- Born: 1849 Ichalkaranji
- Origin: Maharashtra, India
- Died: 1926 (aged 77)
- Genres: Hindustani classical music
- Occupation: Classical Vocalist
- Years active: 1867–1920

= Balakrishnabuwa Ichalkaranjikar =

Balakrishnabuwa Ichalkaranjikar (1849–1926) was an Indian vocalist of the Khyal genre of Hindustani classical music. He learned the Gwalior gharana (singing style) and brought it to Maharashtra.

==Life==
Balakrishnabuwa Ichalkaranjikar was born in Maharashtra.

He travelled to Gwalior, then the centre of the Khayal genre of Indian classical music, and studied under Vasudeorao Joshi.

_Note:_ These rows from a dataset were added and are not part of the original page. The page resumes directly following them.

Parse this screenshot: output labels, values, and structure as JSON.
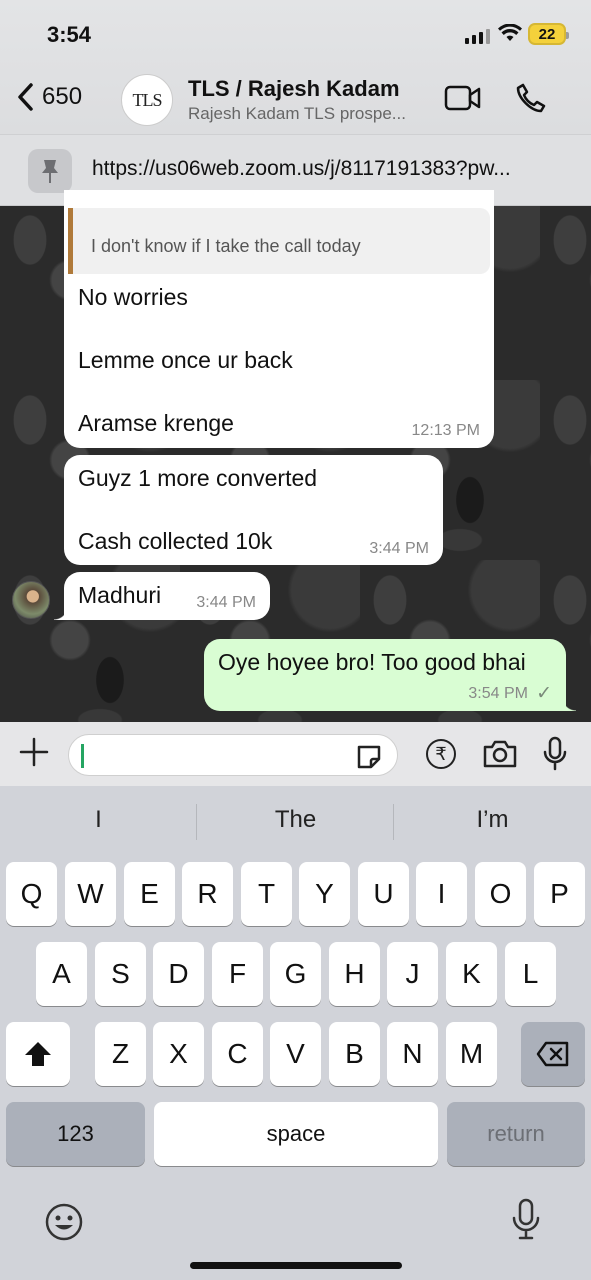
{
  "status_bar": {
    "time": "3:54",
    "battery": "22"
  },
  "header": {
    "back_count": "650",
    "avatar_text": "TLS",
    "contact_name": "TLS / Rajesh Kadam",
    "contact_subtitle": "Rajesh Kadam TLS prospe..."
  },
  "pinned": {
    "text": "https://us06web.zoom.us/j/8117191383?pw..."
  },
  "messages": [
    {
      "quote": "I don't know if I take the call today",
      "lines": [
        "No worries",
        "Lemme once ur back",
        "Aramse krenge"
      ],
      "time": "12:13 PM"
    },
    {
      "lines": [
        "Guyz 1 more converted",
        "Cash collected 10k"
      ],
      "time": "3:44 PM"
    },
    {
      "lines": [
        "Madhuri"
      ],
      "time": "3:44 PM"
    },
    {
      "lines": [
        "Oye hoyee bro! Too good bhai"
      ],
      "time": "3:54 PM",
      "status": "✓"
    }
  ],
  "composer": {
    "value": "",
    "rupee": "₹"
  },
  "keyboard": {
    "suggestions": [
      "I",
      "The",
      "I’m"
    ],
    "row1": [
      "Q",
      "W",
      "E",
      "R",
      "T",
      "Y",
      "U",
      "I",
      "O",
      "P"
    ],
    "row2": [
      "A",
      "S",
      "D",
      "F",
      "G",
      "H",
      "J",
      "K",
      "L"
    ],
    "row3": [
      "Z",
      "X",
      "C",
      "V",
      "B",
      "N",
      "M"
    ],
    "numbers": "123",
    "space": "space",
    "return": "return"
  },
  "colors": {
    "outgoing_bubble": "#d9fdd3",
    "incoming_bubble": "#ffffff",
    "accent": "#25a562"
  }
}
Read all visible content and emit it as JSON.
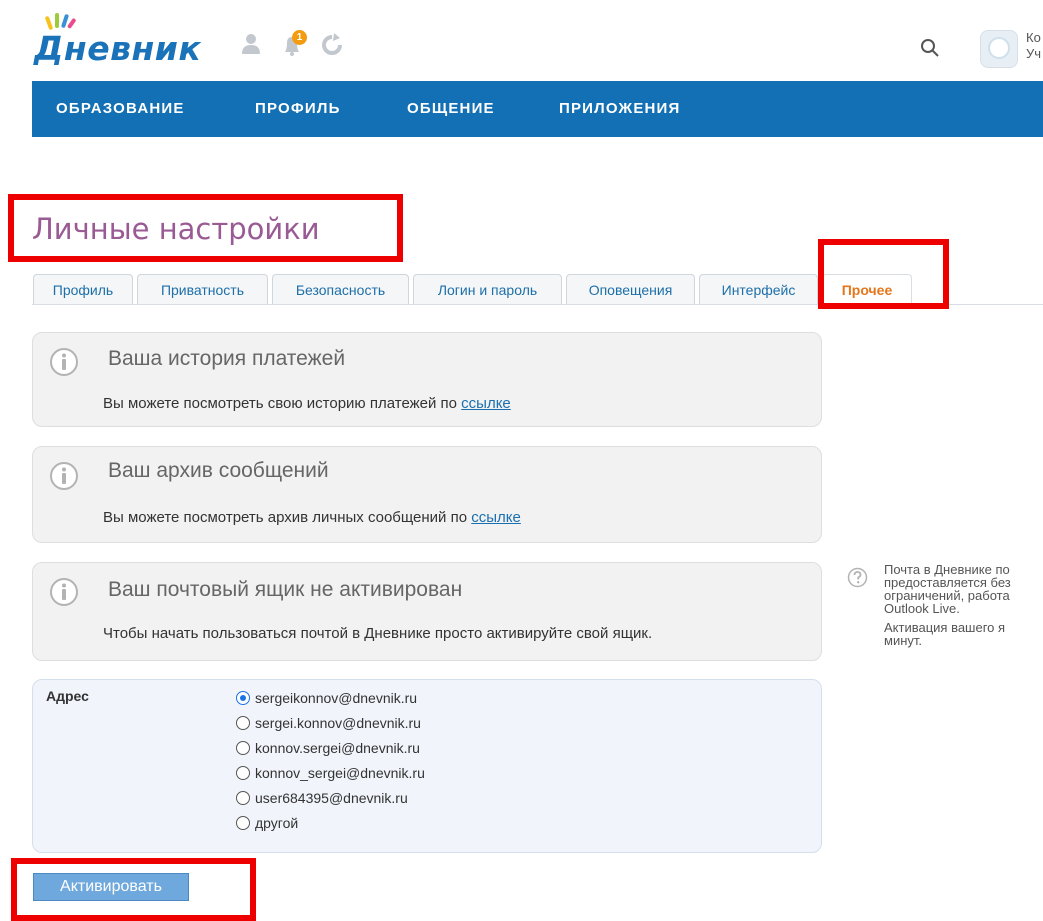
{
  "header": {
    "logo_text": "Дневник",
    "notifications_count": "1",
    "user_name_line1": "Ко",
    "user_name_line2": "Уч"
  },
  "topnav": {
    "items": [
      "ОБРАЗОВАНИЕ",
      "ПРОФИЛЬ",
      "ОБЩЕНИЕ",
      "ПРИЛОЖЕНИЯ"
    ]
  },
  "page": {
    "title": "Личные настройки"
  },
  "tabs": [
    {
      "label": "Профиль"
    },
    {
      "label": "Приватность"
    },
    {
      "label": "Безопасность"
    },
    {
      "label": "Логин и пароль"
    },
    {
      "label": "Оповещения"
    },
    {
      "label": "Интерфейс"
    },
    {
      "label": "Прочее",
      "active": true
    }
  ],
  "info_boxes": [
    {
      "title": "Ваша история платежей",
      "text": "Вы можете посмотреть свою историю платежей по ",
      "link": "ссылке"
    },
    {
      "title": "Ваш архив сообщений",
      "text": "Вы можете посмотреть архив личных сообщений по ",
      "link": "ссылке"
    },
    {
      "title": "Ваш почтовый ящик не активирован",
      "text": "Чтобы начать пользоваться почтой в Дневнике просто активируйте свой ящик."
    }
  ],
  "help": {
    "line1": "Почта в Дневнике по",
    "line2": "предоставляется без",
    "line3": "ограничений, работа",
    "line4": "Outlook Live.",
    "line5": "Активация вашего я",
    "line6": "минут."
  },
  "address": {
    "label": "Адрес",
    "options": [
      {
        "value": "sergeikonnov@dnevnik.ru",
        "selected": true
      },
      {
        "value": "sergei.konnov@dnevnik.ru"
      },
      {
        "value": "konnov.sergei@dnevnik.ru"
      },
      {
        "value": "konnov_sergei@dnevnik.ru"
      },
      {
        "value": "user684395@dnevnik.ru"
      },
      {
        "value": "другой"
      }
    ]
  },
  "actions": {
    "activate_label": "Активировать"
  },
  "colors": {
    "brand_blue": "#1370b5",
    "title_purple": "#9a5a94",
    "active_tab_orange": "#e4771c",
    "highlight_red": "#ee0000"
  }
}
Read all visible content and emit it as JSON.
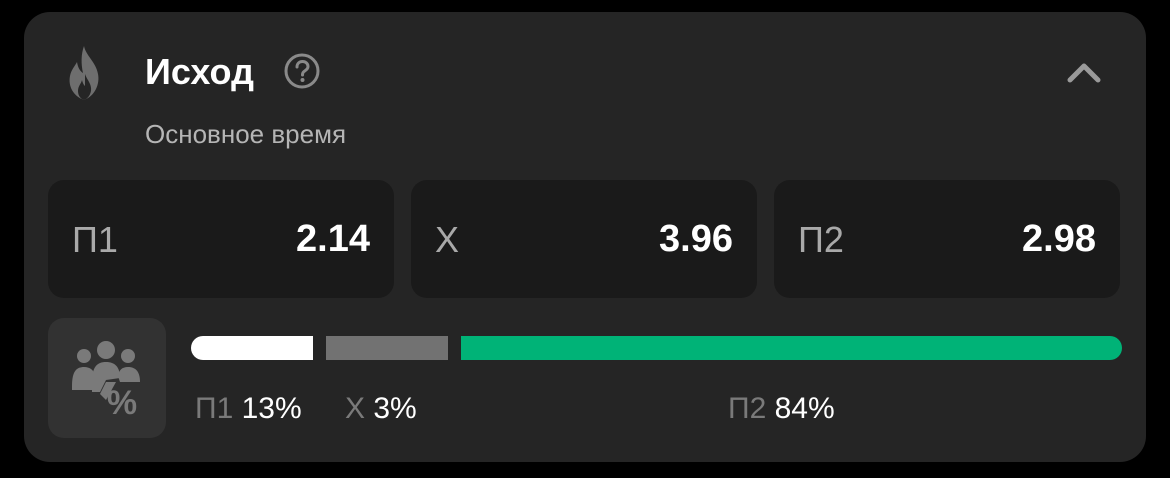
{
  "market": {
    "title": "Исход",
    "subtitle": "Основное время",
    "icons": {
      "title_icon": "fire-icon",
      "help": "question-circle-icon",
      "collapse": "chevron-up-icon",
      "stats": "people-percent-icon"
    }
  },
  "odds": [
    {
      "label": "П1",
      "value": "2.14"
    },
    {
      "label": "Х",
      "value": "3.96"
    },
    {
      "label": "П2",
      "value": "2.98"
    }
  ],
  "distribution": [
    {
      "label": "П1",
      "percent": "13%",
      "fraction": 0.13,
      "color": "#ffffff"
    },
    {
      "label": "Х",
      "percent": "3%",
      "fraction": 0.03,
      "color": "#727272"
    },
    {
      "label": "П2",
      "percent": "84%",
      "fraction": 0.84,
      "color": "#00b377"
    }
  ]
}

He then returned to Maharashtra, and settled near Miraj because its climate suited him. Soon Miraj and the nearby area became a hub of Hindustani classical music, which it has remained since.

Buwa's chief disciples included Neelakanthbuwa Mirajkar, Vishnu Digambar Paluskar, the founder of Akhil Bharatiya Gandharva Mahavidyalaya Mandal, his son Annabuwa (who predeceased him), Anant Manohar Joshi (Antu-buwa), Mirashi buwa and Vamanbuwa Chafekar.